Dans une superbe création, Angelin Prejlocaj crée un univers mêlant différents styles de danse et de musique. Autour du contemporain, du classique et de l'urbain, le chorégraphe marie, entre autres, Bach et Mozart à System of a Down, Jóhannsson et des chants médiévaux. Chaque tableau est un moment de théâtre corporel où le chorégraphe marie le geste aux notes et, parfois, à la parole de Deleuze.



© Didier Philispart.
© Didier Philispart.
C'est une pièce pour dix-neuf danseurs avec, au démarrage, trois filets, comprenant chacun un protagoniste à l'intérieur, suspendus au-dessus d'un cercle d'interprètes pour chacun d'entre eux. Ceux-ci ont les bras tendus vers ce personnage emprisonné comme pour se mettre en communion avec lui. Qui est-il pour autant ? Nous sommes presque dans une scène à connotation religieuse, dans une sorte de recueillement, avec les bras tendus comme pour rentrer en résonance avec un au-delà, du moins avec une présence lointaine ou non accessible.

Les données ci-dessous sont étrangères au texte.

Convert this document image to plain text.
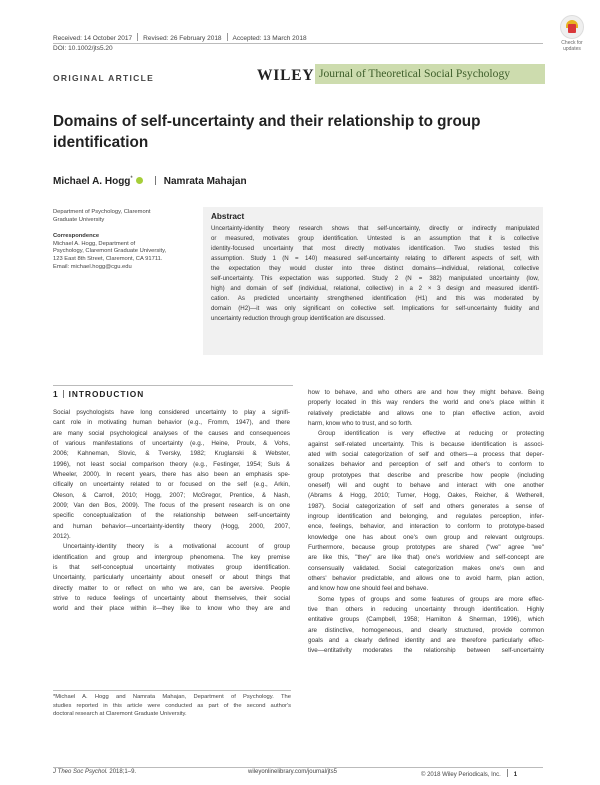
Received: 14 October 2017 Revised: 26 February 2018 Accepted: 13 March 2018
DOI: 10.1002/jts5.20
Check for
updates
ORIGINAL ARTICLE	WILEY Journal of Theoretical Social Psychology
Domains of self-uncertainty and their relationship to group identification
Michael A. Hogg*	Namrata Mahajan
Department of Psychology, Claremont
Graduate University
Correspondence
Michael A. Hogg, Department of
Psychology, Claremont Graduate University,
123 East 8th Street, Claremont, CA 91711.
Email: michael.hogg@cgu.edu
Abstract
Uncertainty-identity theory research shows that self-uncertainty, directly or indirectly manipulated
or measured, motivates group identification. Untested is an assumption that it is collective
identity-focused uncertainty that most directly motivates identification. Two studies tested this
assumption. Study 1 (N = 140) measured self-uncertainty relating to different aspects of self, with
the expectation they would cluster into three distinct domains—individual, relational, collective
self-uncertainty. This expectation was supported. Study 2 (N = 382) manipulated uncertainty (low,
high) and domain of self (individual, relational, collective) in a 2 × 3 design and measured identifi-
cation. As predicted uncertainty strengthened identification (H1) and this was moderated by
domain (H2)—it was only significant on collective self. Implications for self-uncertainty fluidity and
uncertainty reduction through group identification are discussed.
1 INTRODUCTION
Social psychologists have long considered uncertainty to play a signifi-
cant role in motivating human behavior (e.g., Fromm, 1947), and there
are many social psychological analyses of the causes and consequences
of various manifestations of uncertainty (e.g., Heine, Proulx, & Vohs,
2006; Kahneman, Slovic, & Tversky, 1982; Kruglanski & Webster,
1996), not least social comparison theory (e.g., Festinger, 1954; Suls &
Wheeler, 2000). In recent years, there has also been an emphasis spe-
cifically on uncertainty related to or focused on the self (e.g., Arkin,
Oleson, & Carroll, 2010; Hogg, 2007; McGregor, Prentice, & Nash,
2009; Van den Bos, 2009). The focus of the present research is on one
specific conceptualization of the relationship between self-uncertainty
and human behavior—uncertainty-identity theory (Hogg, 2000, 2007,
2012).
Uncertainty-identity theory is a motivational account of group
identification and group and intergroup phenomena. The key premise
is that self-conceptual uncertainty motivates group identification.
Uncertainty, particularly uncertainty about oneself or about things that
directly matter to or reflect on who we are, can be aversive. People
strive to reduce feelings of uncertainty about themselves, their social
world and their place within it—they like to know who they are and
how to behave, and who others are and how they might behave. Being
properly located in this way renders the world and one's place within it
relatively predictable and allows one to plan effective action, avoid
harm, know who to trust, and so forth.
Group identification is very effective at reducing or protecting
against self-related uncertainty. This is because identification is associ-
ated with social categorization of self and others—a process that deper-
sonalizes behavior and perception of self and other's to conform to
group prototypes that describe and prescribe how people (including
oneself) will and ought to behave and interact with one another
(Abrams & Hogg, 2010; Turner, Hogg, Oakes, Reicher, & Wetherell,
1987). Social categorization of self and others generates a sense of
ingroup identification and belonging, and regulates perception, infer-
ence, feelings, behavior, and interaction to conform to prototype-based
knowledge one has about one's own group and relevant outgroups.
Furthermore, because group prototypes are shared ("we" agree "we"
are like this, "they" are like that) one's worldview and self-concept are
consensually validated. Social categorization makes one's own and
others' behavior predictable, and allows one to avoid harm, plan action,
and know how one should feel and behave.
Some types of groups and some features of groups are more effec-
tive than others in reducing uncertainty through identification. Highly
entitative groups (Campbell, 1958; Hamilton & Sherman, 1996), which
are distinctive, homogeneous, and clearly structured, provide common
goals and a clearly defined identity and are therefore particularly effec-
tive—entitativity moderates the relationship between self-uncertainty
*Michael A. Hogg and Namrata Mahajan, Department of Psychology. The
studies reported in this article were conducted as part of the second author's
doctoral research at Claremont Graduate University.
J Theo Soc Psychol. 2018;1–9.	wileyonlinelibrary.com/journal/jts5	© 2018 Wiley Periodicals, Inc. 1
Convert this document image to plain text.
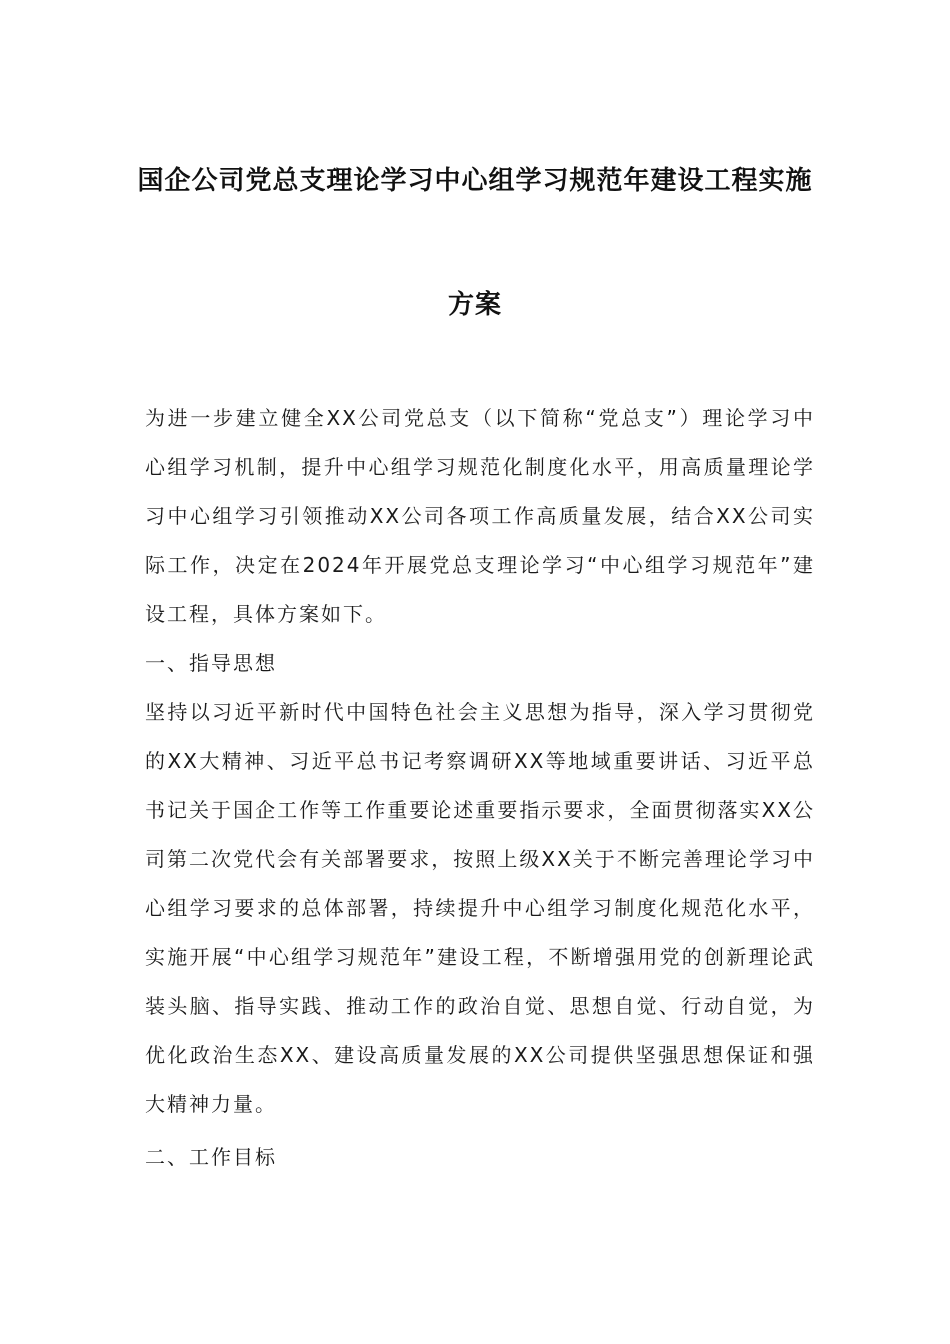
国企公司党总支理论学习中心组学习规范年建设工程实施
方案

为进一步建立健全XX公司党总支（以下简称“党总支”）理论学习中心组学习机制，提升中心组学习规范化制度化水平，用高质量理论学习中心组学习引领推动XX公司各项工作高质量发展，结合XX公司实际工作，决定在2024年开展党总支理论学习“中心组学习规范年”建设工程，具体方案如下。

一、指导思想

坚持以习近平新时代中国特色社会主义思想为指导，深入学习贯彻党的XX大精神、习近平总书记考察调研XX等地域重要讲话、习近平总书记关于国企工作等工作重要论述重要指示要求，全面贯彻落实XX公司第二次党代会有关部署要求，按照上级XX关于不断完善理论学习中心组学习要求的总体部署，持续提升中心组学习制度化规范化水平，实施开展“中心组学习规范年”建设工程，不断增强用党的创新理论武装头脑、指导实践、推动工作的政治自觉、思想自觉、行动自觉，为优化政治生态XX、建设高质量发展的XX公司提供坚强思想保证和强大精神力量。

二、工作目标
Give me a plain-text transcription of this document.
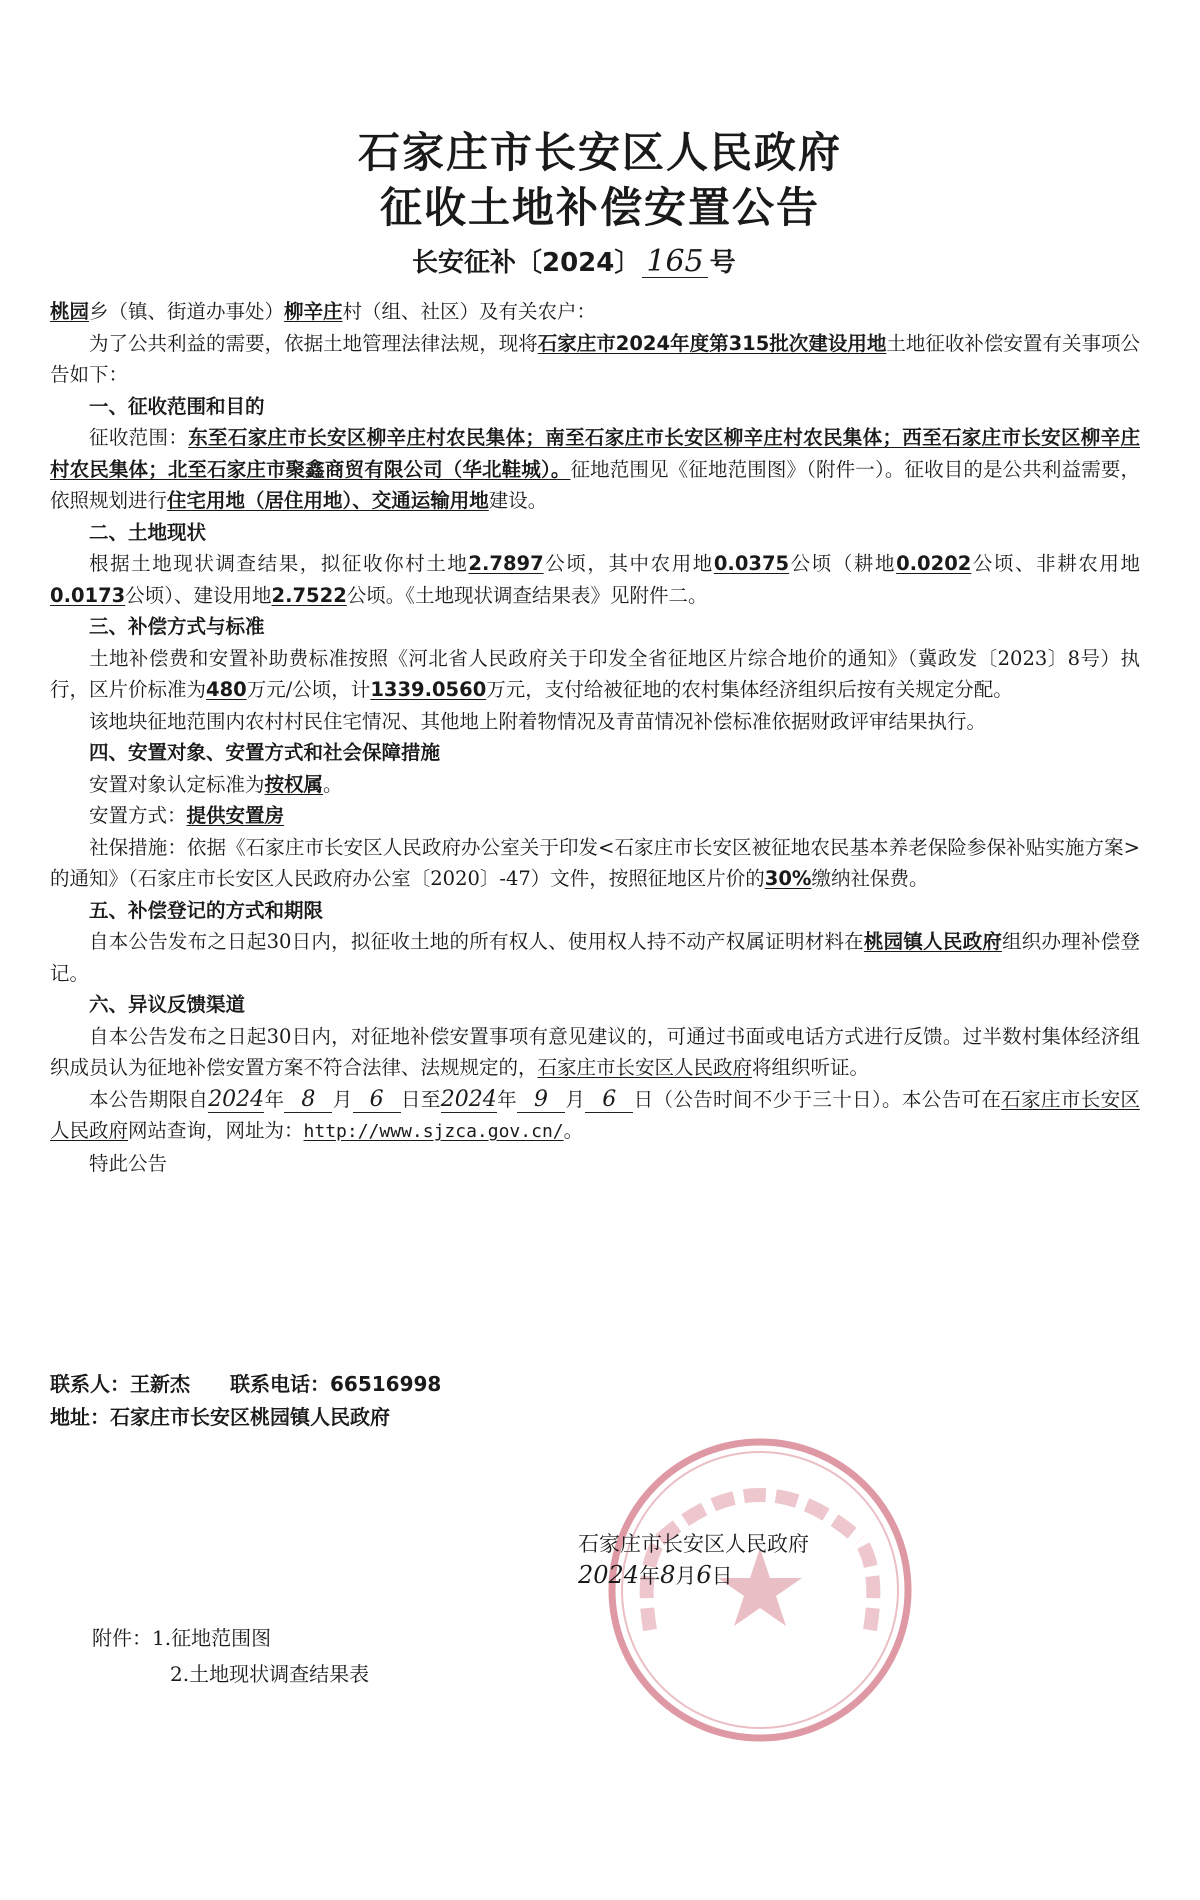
石家庄市长安区人民政府
征收土地补偿安置公告
长安征补〔2024〕 165 号

桃园乡（镇、街道办事处）柳辛庄村（组、社区）及有关农户：

为了公共利益的需要，依据土地管理法律法规，现将石家庄市2024年度第315批次建设用地土地征收补偿安置有关事项公告如下：

一、征收范围和目的

征收范围：东至石家庄市长安区柳辛庄村农民集体；南至石家庄市长安区柳辛庄村农民集体；西至石家庄市长安区柳辛庄村农民集体；北至石家庄市聚鑫商贸有限公司（华北鞋城）。征地范围见《征地范围图》（附件一）。征收目的是公共利益需要，依照规划进行住宅用地（居住用地）、交通运输用地建设。

二、土地现状

根据土地现状调查结果，拟征收你村土地2.7897公顷，其中农用地0.0375公顷（耕地0.0202公顷、非耕农用地0.0173公顷）、建设用地2.7522公顷。《土地现状调查结果表》见附件二。

三、补偿方式与标准

土地补偿费和安置补助费标准按照《河北省人民政府关于印发全省征地区片综合地价的通知》（冀政发〔2023〕8号）执行，区片价标准为480万元/公顷，计1339.0560万元，支付给被征地的农村集体经济组织后按有关规定分配。

该地块征地范围内农村村民住宅情况、其他地上附着物情况及青苗情况补偿标准依据财政评审结果执行。

四、安置对象、安置方式和社会保障措施

安置对象认定标准为按权属。

安置方式：提供安置房

社保措施：依据《石家庄市长安区人民政府办公室关于印发<石家庄市长安区被征地农民基本养老保险参保补贴实施方案>的通知》（石家庄市长安区人民政府办公室〔2020〕-47）文件，按照征地区片价的30%缴纳社保费。

五、补偿登记的方式和期限

自本公告发布之日起30日内，拟征收土地的所有权人、使用权人持不动产权属证明材料在桃园镇人民政府组织办理补偿登记。

六、异议反馈渠道

自本公告发布之日起30日内，对征地补偿安置事项有意见建议的，可通过书面或电话方式进行反馈。过半数村集体经济组织成员认为征地补偿安置方案不符合法律、法规规定的，石家庄市长安区人民政府将组织听证。

本公告期限自2024年 8 月 6 日至2024年 9 月 6 日（公告时间不少于三十日）。本公告可在石家庄市长安区人民政府网站查询，网址为：http://www.sjzca.gov.cn/。

特此公告

联系人：王新杰 联系电话：66516998
地址：石家庄市长安区桃园镇人民政府
石家庄市长安区人民政府
2024年8月6日
附件：1.征地范围图
2.土地现状调查结果表
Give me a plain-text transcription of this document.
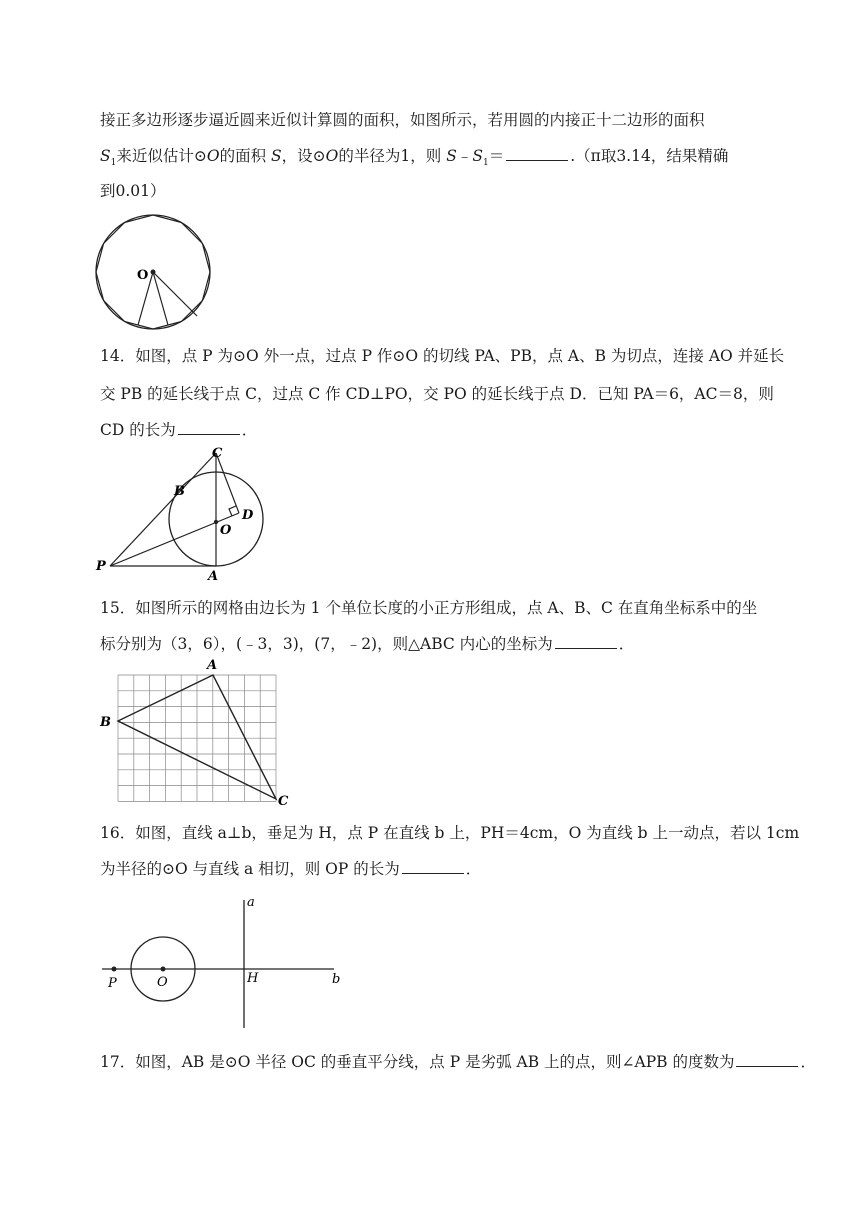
接正多边形逐步逼近圆来近似计算圆的面积，如图所示，若用圆的内接正十二边形的面积
$S_1$来近似估计⊙O的面积 S，设⊙O的半径为1，则 $S﹣S_1=$	.（π取3.14，结果精确
到0.01）
O
14．如图，点 P 为⊙O 外一点，过点 P 作⊙O 的切线 PA、PB，点 A、B 为切点，连接 AO 并延长
交 PB 的延长线于点 C，过点 C 作 CD⊥PO，交 PO 的延长线于点 D．已知 PA＝6，AC＝8，则
CD 的长为	．
C
B
O
D
P
A
15．如图所示的网格由边长为 1 个单位长度的小正方形组成，点 A、B、C 在直角坐标系中的坐
标分别为（3，6），(﹣3，3)，(7，﹣2)，则△ABC 内心的坐标为	．
A
B
C
16．如图，直线 a⊥b，垂足为 H，点 P 在直线 b 上，PH＝4cm，O 为直线 b 上一动点，若以 1cm
为半径的⊙O 与直线 a 相切，则 OP 的长为	．
a
b
P	O	H
17．如图，AB 是⊙O 半径 OC 的垂直平分线，点 P 是劣弧 AB 上的点，则∠APB 的度数为	．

Le tout est baigné dans un clair-obscur de toute beauté, dans une lumière blanche et éclatante qui éclaire les trois groupes d'artistes alors que leur protagoniste respectif emprisonné est dans une semi-obscurité. Puis cela se poursuit par des couples de danseurs alignés sur trois rangées différentes aux mouvements élancés, les bras jetés vers le haut avec les corps qui se replient ou s'étendent selon les couples en se déplaçant longitudinalement. Il y a une synchronisation qui est effectuée entre couples d'une même ligne.

Le spectacle est une succession de tableaux où décors, costumes et mise en scène sont propres à chacun d'eux. C'est, à chaque fois, une histoire, réelle ou imaginée, car participant à une construction de fable qui est racontée corporellement, même si une voix off, celle de Gilles Deleuze, intervient. Pas de fil rouge en particulier, les univers étant très variés, multiples et hétérogènes. Ceux-ci sont accompagnés d'une kyrielle de styles de musiques, autant classiques que contemporains.

© Didier Philispart.
© Didier Philispart.
On y découvre ainsi, entre autres, Mozart, Bach, System of a Down, Jóhannsson et des chants médiévaux. Les chorégraphies ont des gestuelles autant courbes, que brisées et hachées quand elles ne sont pas angulaires. D'amplitudes plus ou moins étendues, elles participent aussi à donner un poids, une gravité, dans un contexte dramaturgique à chaque fois différent, à des corps qui peuvent, selon les tableaux, être animés de légèreté ou de force, voire d'agressivité.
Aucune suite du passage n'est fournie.